Prospecting does not have to be a dreaded, awful word. When looking at it in the long term, it will help you in the short term. The same people that rejected you might very well turn around and thank you for your persistence down the road. Credibility is something that is built over the long haul. Quit too soon and you will never find this out.


  1. “Do not avoid picking up the phone because of a few nasty people out there.”

    Hmm…Were they naturally-nasty bastards, or only when harassed by cold-calling salespeople?

    When the recipient of a cold-caller answers the phone, and it quickly becomes evident there’s a salesperson on the other end, what does the average mark think? It depends on how the cold-caller presents himself/herself within the first sentence…which after hearing the mark say, “Hello.”, should go something like this: “Hello. My name is Brian Martindale. I’m with Century 21 Real Estate, and I do hope I’m not bothering you with this call. If so, I’ll gladly call back at a later time. Do you have a couple of minutes? No? No problem. Thanks for your candor.
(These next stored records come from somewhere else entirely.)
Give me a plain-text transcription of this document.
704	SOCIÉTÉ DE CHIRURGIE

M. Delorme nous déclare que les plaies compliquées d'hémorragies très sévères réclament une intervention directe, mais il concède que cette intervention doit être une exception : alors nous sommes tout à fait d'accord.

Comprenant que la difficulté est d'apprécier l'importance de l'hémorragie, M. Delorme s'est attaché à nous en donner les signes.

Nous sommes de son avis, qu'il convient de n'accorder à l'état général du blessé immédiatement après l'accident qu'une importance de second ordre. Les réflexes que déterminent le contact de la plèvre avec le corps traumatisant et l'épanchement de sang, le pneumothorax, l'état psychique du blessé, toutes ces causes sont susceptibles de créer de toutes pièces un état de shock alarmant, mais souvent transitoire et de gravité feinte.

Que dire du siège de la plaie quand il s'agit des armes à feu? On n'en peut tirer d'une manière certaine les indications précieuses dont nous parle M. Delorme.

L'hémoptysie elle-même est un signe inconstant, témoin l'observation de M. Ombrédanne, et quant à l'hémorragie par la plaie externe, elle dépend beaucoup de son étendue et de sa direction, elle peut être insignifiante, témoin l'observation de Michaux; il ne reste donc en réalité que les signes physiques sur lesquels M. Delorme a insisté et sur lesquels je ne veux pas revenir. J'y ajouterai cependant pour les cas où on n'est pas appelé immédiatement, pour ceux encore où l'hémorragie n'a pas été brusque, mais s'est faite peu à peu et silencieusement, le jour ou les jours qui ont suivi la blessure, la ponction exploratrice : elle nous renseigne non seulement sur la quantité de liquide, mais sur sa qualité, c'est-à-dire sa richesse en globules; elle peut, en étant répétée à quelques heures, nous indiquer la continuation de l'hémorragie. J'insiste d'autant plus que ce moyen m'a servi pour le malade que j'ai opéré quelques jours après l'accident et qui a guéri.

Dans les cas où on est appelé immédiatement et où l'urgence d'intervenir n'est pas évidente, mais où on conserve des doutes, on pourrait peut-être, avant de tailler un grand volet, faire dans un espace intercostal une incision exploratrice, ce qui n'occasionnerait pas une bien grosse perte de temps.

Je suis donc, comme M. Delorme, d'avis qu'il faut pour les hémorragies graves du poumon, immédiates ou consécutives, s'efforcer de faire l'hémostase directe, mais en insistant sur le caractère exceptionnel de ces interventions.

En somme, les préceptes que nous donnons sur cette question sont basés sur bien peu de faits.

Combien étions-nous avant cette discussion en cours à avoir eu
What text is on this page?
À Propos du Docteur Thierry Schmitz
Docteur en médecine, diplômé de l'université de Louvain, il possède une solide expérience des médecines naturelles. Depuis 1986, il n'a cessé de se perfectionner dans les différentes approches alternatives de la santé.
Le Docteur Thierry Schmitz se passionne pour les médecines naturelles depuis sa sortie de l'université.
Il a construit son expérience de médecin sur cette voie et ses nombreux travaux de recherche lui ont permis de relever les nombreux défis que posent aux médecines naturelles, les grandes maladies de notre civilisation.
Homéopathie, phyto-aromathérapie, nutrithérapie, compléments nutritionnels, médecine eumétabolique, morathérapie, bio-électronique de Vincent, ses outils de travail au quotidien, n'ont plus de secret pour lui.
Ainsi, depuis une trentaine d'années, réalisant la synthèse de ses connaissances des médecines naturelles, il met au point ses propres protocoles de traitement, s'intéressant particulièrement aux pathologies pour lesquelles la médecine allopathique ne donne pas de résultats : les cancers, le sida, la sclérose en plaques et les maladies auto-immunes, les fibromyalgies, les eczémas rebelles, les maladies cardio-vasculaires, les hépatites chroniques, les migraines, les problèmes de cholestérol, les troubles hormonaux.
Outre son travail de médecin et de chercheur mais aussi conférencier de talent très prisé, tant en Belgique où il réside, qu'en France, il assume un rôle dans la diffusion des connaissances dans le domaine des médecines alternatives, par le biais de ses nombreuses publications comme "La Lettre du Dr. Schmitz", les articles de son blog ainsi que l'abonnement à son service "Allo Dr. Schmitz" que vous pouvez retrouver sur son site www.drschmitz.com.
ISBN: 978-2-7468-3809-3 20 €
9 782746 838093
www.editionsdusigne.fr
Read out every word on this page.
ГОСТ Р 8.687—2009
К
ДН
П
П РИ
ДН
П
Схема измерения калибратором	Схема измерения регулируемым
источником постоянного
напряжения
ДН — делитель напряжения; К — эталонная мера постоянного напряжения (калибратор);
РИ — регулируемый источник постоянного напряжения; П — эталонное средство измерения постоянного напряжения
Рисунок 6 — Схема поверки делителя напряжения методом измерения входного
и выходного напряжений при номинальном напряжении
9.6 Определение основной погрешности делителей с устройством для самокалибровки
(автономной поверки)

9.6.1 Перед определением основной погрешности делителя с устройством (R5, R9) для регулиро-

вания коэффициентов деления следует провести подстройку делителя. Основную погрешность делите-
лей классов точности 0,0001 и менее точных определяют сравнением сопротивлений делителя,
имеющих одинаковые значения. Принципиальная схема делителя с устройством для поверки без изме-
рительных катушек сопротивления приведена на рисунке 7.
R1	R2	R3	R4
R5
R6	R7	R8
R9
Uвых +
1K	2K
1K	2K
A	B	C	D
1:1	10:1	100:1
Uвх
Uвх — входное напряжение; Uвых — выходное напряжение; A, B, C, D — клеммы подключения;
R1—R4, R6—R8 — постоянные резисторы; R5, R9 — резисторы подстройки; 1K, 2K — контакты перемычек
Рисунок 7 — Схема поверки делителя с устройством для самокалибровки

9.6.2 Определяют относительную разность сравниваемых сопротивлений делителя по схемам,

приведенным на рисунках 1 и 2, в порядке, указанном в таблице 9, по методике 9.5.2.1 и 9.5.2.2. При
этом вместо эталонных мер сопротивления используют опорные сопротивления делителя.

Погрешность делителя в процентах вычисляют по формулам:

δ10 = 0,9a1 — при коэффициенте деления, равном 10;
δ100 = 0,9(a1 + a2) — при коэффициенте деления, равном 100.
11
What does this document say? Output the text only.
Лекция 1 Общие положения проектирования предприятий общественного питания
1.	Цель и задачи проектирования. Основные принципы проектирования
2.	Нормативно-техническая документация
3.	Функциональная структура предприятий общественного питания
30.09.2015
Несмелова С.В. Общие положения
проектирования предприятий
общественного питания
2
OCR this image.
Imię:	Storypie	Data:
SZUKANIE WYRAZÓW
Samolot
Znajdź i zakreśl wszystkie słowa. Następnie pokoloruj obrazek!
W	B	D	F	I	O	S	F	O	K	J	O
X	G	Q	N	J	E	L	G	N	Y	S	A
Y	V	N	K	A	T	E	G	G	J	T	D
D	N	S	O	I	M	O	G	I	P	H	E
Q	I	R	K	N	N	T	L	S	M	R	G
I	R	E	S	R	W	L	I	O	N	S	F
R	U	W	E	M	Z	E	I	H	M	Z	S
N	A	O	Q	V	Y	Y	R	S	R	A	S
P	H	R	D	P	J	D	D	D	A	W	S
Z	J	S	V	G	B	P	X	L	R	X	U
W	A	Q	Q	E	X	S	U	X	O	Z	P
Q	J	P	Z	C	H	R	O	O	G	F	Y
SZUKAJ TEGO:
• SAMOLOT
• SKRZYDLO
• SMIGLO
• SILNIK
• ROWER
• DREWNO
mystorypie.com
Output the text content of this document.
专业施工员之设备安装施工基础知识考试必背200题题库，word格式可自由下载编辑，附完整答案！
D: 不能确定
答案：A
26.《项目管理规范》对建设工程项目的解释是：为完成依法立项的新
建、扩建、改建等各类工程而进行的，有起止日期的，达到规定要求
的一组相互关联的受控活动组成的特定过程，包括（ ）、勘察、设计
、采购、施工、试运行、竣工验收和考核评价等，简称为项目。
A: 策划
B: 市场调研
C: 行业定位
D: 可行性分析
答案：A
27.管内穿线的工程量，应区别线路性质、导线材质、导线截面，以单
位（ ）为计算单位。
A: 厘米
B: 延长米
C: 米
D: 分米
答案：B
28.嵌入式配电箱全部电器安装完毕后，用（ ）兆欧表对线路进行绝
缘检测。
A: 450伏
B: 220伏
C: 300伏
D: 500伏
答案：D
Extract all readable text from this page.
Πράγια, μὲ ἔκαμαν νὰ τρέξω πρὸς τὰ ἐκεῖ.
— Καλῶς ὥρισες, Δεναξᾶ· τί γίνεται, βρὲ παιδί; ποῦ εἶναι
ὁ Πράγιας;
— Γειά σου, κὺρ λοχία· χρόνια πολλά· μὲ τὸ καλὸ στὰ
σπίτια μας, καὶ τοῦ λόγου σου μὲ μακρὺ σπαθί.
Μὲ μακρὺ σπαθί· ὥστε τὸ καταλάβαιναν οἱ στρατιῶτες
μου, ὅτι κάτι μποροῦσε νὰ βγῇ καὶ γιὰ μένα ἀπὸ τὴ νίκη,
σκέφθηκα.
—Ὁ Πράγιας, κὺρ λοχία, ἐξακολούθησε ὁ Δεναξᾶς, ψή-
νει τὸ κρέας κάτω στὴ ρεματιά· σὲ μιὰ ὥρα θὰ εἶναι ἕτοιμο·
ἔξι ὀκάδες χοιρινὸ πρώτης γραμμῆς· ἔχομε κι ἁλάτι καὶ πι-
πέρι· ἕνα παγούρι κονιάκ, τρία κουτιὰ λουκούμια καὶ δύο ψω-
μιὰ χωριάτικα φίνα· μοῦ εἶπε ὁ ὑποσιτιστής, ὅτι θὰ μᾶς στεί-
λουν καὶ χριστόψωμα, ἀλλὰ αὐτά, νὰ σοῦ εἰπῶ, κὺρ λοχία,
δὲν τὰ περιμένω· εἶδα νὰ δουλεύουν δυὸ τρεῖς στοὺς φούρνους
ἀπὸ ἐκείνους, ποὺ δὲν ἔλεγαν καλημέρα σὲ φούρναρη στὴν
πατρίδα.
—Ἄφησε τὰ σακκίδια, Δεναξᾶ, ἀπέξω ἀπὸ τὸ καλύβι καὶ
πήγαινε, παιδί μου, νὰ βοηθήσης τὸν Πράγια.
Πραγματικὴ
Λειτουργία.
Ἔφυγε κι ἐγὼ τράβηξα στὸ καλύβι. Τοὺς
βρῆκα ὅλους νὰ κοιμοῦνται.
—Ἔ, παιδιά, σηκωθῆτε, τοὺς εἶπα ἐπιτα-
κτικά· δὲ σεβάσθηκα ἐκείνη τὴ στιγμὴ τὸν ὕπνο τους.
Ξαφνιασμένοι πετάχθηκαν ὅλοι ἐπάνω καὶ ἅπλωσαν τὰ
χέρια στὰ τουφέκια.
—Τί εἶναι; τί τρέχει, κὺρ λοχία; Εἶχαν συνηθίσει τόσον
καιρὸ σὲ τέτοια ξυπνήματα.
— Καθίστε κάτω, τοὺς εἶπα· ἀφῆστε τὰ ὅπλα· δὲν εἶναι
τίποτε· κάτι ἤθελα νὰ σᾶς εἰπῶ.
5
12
Is there a time when I could call back?”

    “What do you want?” He/she barks. (This if you’re lucky, and the phone hasn’t already been slammed down/turned off.)

    “I’m interested in one thing, and one thing only…securing clients who are interested in working with a straight-shooting Realtor, either now, soon, or into the future. Is there anything you would like to know about the current real estate market while you’ve got me on the line? I’m all ears.” you say with a slight chuckle.

    Either the line goes dead (which saves time trying to sell one’s self to a dead-ender—the dead-ender left envisioning some real estate hack with Dumbo ears), or, curiosity will get the best of the listener, and maybe, just maybe, a conversation will ensue, either right then, or later.

    If the mark gets snarky, simply say, “I’m very sorry to have bothered you, but this is the only effective way Ix get to potentially offer my services. Please accept my apologies for the intrusion, and I do hope you have a nice morning/afternoon/day/evening. Take care. I’ll be going now.” Hang up…lightly…slowly.

    Try it. Let us know how it goes.